Follow the bouncing ball with me: We are creatures of the universe, along with the stars and planets and galaxies and all the rest. However our earthly lives may have begun, our ultimate origin is the Big Bang itself. So if “God”, to use James’ language, can be conceived as the deepest power in the universe then does not this same power rest in each of us as creatures of the universe?

You need not use Dr. James’ terminology to believe that. Remember Forrest Church’s words that “God is not God’s name. It is a name for that which is greater than all and present in all.” Since they lived in different times Doctors James and Church never met, but William may well have agreed with Forrest on that one.

To be a person of faith with respect to this second option is to believe you can access this deepest power that is both within you and beyond you. It is to believe that there is a depth dimension to life that you need not go beyond this natural world in order to reach, touch, and experience. I call it a sacred or holy dimension to life that is available to us if we truly seek and find.

Living a life of faith in such as way does not shield one from feelings of doubt or betrayal. It offers no protection from being let down, or on occasion letting others down. This kind of faith is not to be to confused with certainty. It means instead recognizing that we live in a world and universe that blesses us in some very wonderful and life-fulfilling ways at times, and in some inexplicable devastating ways at other times. To be a person of faith is to have the internal resources, that “deepest power” as James called it, to respond to both the blessings and tragedies of life and keep on going for as long as life is yours to have.

Staying with William James let’s consider those words of his that are in our Order of Service: “Believe that your life is worth living and your belief will help create the fact…Act as if what you do makes a difference. It does.” To believe that we are capable of living worthy and meaningful lives will, as James puts it, “create the fact.” That’s living by faith.

I especially like James’ use of the two simple words “as if.” To live a life of faith is to live “as if.” The story I opened with was a lighthearted and fun kind of way of making that point. I got by my self-doubt by acting “as if” I could do what I was supposed and expected to do. My “fake it ‘till you make it” line was, admittedly, a frivolous way of making that point. But to truly live “as if” goes way beyond fun type of story and a fun type of slogan.
“Act as if what you do makes a difference. It does.”

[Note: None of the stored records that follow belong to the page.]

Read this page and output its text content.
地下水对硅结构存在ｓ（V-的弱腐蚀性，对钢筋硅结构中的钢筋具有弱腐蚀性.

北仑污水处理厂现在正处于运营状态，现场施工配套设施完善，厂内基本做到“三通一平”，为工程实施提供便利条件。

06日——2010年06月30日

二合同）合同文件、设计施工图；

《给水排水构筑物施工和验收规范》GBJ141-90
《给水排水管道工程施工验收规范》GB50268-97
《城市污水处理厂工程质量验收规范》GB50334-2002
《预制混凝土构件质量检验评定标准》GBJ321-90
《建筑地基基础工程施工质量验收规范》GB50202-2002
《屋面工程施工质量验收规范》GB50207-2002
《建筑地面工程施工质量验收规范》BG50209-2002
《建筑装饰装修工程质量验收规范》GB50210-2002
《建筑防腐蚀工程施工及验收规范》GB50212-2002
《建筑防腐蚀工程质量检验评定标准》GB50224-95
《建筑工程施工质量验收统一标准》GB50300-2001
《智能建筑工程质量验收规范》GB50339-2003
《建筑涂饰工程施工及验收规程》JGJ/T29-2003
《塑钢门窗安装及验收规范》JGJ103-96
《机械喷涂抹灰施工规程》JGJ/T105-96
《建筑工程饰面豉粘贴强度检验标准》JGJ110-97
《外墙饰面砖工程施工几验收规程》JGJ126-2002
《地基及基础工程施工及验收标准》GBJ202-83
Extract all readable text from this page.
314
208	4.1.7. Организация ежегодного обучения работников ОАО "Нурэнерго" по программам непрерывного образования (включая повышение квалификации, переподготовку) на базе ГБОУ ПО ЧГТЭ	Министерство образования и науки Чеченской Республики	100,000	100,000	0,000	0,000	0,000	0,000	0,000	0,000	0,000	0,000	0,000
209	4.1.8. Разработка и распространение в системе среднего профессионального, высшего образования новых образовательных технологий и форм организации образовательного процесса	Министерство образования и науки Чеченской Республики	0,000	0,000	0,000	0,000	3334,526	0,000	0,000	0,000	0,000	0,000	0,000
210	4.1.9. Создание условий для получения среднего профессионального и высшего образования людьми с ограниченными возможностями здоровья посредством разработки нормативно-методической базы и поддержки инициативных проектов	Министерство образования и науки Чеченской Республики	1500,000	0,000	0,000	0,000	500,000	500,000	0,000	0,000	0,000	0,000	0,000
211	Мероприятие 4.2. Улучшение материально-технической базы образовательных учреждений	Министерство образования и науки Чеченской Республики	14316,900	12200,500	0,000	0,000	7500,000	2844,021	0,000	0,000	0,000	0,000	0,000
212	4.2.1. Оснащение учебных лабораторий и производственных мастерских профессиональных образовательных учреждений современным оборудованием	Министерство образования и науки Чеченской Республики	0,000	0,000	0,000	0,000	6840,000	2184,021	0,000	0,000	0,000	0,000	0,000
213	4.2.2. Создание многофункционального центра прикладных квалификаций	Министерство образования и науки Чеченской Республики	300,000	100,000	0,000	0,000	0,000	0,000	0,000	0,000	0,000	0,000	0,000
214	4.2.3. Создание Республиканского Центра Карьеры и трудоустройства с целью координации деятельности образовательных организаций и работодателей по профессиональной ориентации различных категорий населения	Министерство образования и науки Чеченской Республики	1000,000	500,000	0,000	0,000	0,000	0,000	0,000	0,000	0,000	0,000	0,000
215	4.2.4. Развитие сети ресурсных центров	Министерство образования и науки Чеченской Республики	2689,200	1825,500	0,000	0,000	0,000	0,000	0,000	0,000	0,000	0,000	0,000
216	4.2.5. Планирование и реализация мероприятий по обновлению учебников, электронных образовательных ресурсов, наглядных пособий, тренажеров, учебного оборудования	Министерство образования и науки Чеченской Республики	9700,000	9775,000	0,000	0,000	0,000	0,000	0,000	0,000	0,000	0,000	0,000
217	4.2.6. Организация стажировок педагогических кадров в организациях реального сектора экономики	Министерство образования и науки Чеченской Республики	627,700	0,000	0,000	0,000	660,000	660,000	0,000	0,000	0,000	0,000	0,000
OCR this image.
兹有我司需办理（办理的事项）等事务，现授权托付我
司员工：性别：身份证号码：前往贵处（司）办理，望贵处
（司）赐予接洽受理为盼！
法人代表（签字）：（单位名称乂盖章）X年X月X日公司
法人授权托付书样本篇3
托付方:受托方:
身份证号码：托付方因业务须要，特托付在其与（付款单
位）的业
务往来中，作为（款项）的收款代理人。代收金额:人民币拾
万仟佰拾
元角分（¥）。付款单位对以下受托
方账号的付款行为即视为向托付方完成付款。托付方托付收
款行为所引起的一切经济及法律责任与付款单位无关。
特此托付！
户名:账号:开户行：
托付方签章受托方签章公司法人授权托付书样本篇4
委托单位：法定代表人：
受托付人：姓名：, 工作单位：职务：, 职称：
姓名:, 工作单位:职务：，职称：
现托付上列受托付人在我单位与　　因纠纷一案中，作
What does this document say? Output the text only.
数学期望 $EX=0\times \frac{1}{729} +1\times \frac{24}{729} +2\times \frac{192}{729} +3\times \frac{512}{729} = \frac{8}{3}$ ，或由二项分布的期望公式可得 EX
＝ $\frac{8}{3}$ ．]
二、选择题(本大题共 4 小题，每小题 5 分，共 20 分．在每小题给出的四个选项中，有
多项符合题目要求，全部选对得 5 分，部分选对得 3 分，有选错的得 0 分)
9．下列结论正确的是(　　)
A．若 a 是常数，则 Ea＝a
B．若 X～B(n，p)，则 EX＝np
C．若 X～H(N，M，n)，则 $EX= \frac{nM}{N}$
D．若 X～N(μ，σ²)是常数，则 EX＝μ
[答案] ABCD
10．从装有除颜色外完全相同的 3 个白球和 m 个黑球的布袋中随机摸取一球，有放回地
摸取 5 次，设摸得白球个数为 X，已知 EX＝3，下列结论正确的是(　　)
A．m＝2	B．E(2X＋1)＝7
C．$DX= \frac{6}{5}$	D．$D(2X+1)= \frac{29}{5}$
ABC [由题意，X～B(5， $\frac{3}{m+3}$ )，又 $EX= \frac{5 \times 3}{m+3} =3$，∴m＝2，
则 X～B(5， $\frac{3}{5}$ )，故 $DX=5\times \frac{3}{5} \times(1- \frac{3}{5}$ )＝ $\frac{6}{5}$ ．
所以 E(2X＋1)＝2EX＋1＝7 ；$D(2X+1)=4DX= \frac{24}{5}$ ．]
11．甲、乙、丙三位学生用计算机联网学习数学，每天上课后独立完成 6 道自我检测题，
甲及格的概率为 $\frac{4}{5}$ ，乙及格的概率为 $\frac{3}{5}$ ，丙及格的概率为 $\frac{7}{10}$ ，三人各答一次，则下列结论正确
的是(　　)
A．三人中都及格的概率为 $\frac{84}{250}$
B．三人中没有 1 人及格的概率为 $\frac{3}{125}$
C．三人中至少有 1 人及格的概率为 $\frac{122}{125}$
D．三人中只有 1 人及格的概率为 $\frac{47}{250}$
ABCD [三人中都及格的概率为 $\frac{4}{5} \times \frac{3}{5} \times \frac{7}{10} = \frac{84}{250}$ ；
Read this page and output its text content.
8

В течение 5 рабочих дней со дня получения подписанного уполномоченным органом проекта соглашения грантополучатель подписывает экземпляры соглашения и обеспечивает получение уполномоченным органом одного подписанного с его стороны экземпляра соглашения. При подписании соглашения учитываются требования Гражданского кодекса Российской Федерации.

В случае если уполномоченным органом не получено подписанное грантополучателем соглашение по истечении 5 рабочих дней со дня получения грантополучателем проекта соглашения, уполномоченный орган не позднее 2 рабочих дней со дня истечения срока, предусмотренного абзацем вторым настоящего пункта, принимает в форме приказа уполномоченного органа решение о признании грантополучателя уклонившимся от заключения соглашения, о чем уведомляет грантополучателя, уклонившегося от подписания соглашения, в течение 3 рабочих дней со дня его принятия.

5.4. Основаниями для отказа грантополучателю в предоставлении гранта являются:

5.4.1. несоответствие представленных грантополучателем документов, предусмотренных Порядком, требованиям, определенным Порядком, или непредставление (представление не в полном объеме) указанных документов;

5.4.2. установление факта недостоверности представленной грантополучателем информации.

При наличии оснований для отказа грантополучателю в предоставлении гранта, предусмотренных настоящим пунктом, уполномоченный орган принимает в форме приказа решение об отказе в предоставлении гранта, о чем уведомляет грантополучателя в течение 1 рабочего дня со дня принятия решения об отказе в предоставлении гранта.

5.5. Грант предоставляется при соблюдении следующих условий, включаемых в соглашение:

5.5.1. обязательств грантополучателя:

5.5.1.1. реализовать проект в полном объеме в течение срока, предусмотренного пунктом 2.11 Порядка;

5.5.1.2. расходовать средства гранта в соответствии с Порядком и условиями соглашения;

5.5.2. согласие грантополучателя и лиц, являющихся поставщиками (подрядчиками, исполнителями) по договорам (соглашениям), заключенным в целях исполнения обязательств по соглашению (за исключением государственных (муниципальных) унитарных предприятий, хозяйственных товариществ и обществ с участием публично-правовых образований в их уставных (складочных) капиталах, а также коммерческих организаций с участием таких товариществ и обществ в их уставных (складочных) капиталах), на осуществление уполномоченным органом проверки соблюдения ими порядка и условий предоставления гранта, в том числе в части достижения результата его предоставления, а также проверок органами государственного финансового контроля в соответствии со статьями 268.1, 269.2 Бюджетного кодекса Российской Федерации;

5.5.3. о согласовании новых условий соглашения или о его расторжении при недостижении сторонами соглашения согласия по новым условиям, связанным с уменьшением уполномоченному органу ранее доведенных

I’ve treated that line on a personal level up to this point. It goes way beyond the personal when it comes to envisioning the world in which we wish to live and to leave for those who come after us. Live “as if” your justice seeking efforts will make a difference. We must live “as if” our efforts for a safer and saner world will make a difference. I’d say that faith is being pretty strongly tested right now. We must continue to act as if the forces of bigotry and hatred and ignorance—to say nothing of unfathomable acts of violence at school children—will not have the last word. We must live with the deepest faith we can muster, and act on it in whatever ways we can.

This in closing: We bring our lives here in the faith and in the hope that they will in some way be transformed. It is one of the reasons you exist as a liberal religious Unitarian Universalist community—and why I have chosen to give my career to the UU ministry: It is to do my part in offering a place where people can work on transforming their lives in positive ways.

So it is that bring our lives here in order that we may place them in the hands of something greater than ourselves, that deepest power in our universe and in our lives. We need not all call that “Something Greater” by the same name—and that it as it should be in a free faith.

We come not always knowing for sure that we are going to “make it” with it comes to the challenges, the obstacles, and the defeats we all face at times. But we come in order to find the strength to act as if we can meet those challenges. We come in order that our “yes” to life may be ours to say for as long as we are given our time to say it.